Evidently, I am starting an entire series of animal crafts I started and then never finished. (This may be just a 2-part series, because I don't think I have any more hidden away.) This snail, though, is not nearly so long uncompleted as the camel was. I think it may be just two or three years old. It all started with me finding the book, Amigurumi Knits. I was gung ho and immediately started knitting. I made a pea pod for the P. family mom and I made Christmas gifts for a couple of girls, and then I started the snail. It was to be a gift. Was. I did really well, getting at least the shell made, and then I began to lose steam. A big reason was that I think there was something wrong with the directions and I grew frustrated. When I picked it back up again yesterday, it took me a while to figure out where I was in the pattern and then had a sudden memory of frustration and why I set it aside in the first place. I decided the snail must be finished and so pretty much made up the rest of the pattern and called him done. Here he is. I am moderately pleased with him.
I'm pretty sure the problem with the body came from the directions themselves and not with me. I had already found one error in the book when I was making the jelly fish, but caught it and made the correction. Why, oh why, are so many new craft and sewing books printed with so many errors? Is it too much to ask each of the patterns be tested from the pre-published draft to be sure they are all accurate? Why must the reader be responsible for going to the book's website and checking for errata? (I will admit that I didn't do this crucial step before beginning the snail.) Books are expensive and it is frustrating when they are wrong. Argh. OK, rant over.

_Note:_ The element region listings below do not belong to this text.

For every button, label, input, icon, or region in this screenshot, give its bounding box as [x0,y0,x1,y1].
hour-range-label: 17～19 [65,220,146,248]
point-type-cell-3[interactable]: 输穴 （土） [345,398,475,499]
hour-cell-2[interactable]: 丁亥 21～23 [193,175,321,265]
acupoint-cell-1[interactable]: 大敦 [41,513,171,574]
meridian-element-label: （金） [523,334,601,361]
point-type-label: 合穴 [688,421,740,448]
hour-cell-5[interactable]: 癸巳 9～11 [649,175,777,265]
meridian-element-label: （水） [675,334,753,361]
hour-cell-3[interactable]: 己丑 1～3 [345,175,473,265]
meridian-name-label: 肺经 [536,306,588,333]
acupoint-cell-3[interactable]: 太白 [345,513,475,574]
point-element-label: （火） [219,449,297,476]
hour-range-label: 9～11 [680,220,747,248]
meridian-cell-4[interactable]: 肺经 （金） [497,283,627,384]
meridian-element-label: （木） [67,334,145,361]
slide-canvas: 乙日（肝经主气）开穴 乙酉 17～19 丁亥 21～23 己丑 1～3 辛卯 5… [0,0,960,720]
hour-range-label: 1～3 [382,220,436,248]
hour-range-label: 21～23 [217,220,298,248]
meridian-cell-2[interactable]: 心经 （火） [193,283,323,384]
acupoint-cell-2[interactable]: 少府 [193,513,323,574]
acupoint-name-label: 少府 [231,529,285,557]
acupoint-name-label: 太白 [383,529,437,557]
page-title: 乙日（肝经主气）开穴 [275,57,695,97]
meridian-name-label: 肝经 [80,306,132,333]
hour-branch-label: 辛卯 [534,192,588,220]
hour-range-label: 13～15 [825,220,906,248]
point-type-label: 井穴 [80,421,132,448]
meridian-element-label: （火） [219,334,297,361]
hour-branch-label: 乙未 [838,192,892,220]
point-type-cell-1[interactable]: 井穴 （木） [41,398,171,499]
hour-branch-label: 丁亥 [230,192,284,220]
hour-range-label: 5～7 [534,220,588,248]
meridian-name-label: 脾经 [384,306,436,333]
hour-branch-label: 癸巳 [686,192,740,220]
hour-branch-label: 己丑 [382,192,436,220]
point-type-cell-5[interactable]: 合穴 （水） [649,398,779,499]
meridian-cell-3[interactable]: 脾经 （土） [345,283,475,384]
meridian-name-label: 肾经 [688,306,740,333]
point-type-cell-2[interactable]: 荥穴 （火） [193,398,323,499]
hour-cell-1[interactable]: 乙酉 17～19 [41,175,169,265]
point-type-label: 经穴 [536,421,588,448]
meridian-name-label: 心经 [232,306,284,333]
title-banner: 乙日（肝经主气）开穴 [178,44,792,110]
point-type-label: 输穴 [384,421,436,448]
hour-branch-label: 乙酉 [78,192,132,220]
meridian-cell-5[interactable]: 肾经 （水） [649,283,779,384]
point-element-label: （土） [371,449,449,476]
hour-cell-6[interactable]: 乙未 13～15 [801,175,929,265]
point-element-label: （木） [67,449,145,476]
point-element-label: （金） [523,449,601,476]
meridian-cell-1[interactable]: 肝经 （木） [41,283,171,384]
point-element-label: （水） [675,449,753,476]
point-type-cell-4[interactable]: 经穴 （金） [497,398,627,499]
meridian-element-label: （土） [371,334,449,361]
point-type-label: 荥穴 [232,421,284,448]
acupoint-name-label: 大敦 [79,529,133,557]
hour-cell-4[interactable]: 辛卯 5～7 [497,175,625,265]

While I was busy with frustrated knitting, TM had wanted to try making a quilt, so I got him started with that. First, I made a template for him so he could cut out the squares and then he took off with it. He chose the fabric, cut it out, and I showed him how to sew it together. I helped with picking the backing and making the binding strips, but other than offer advice and re-threading his needle, this is completely his. And he was fast... he started it Sunday afternoon and put the last stitch in at the beginning of quiet time today. I'm pretty impressed. He is all set to make a bigger one now. I think I may have discovered a way to work down my scrap bin with no effort on my part.
Here's the front...
and the back. The fabric is from some I had in my stash. I found a Big Dog shirt in size XXL at the thrift store one day and fell in love with it. So I bought it, took it home, and took the shirt apart and have been slowly using the fabric to make other things.
Here is a close up to show some of the hand work. He quilted the top, bottom, and batting (we used a piece of flannel) together by quilting around each of the blue squares. Also notice how the corners match up.
And for those wondering about Gretel, she is doing quite well. Her wound is nearly completely healed and the fur around it is growing back in. It has been so nice not to have weekly vet appointments. And she is a sweet dog... and patient. She'll pretty much put up with whatever the children dish out, such as being dressed up like a pirate.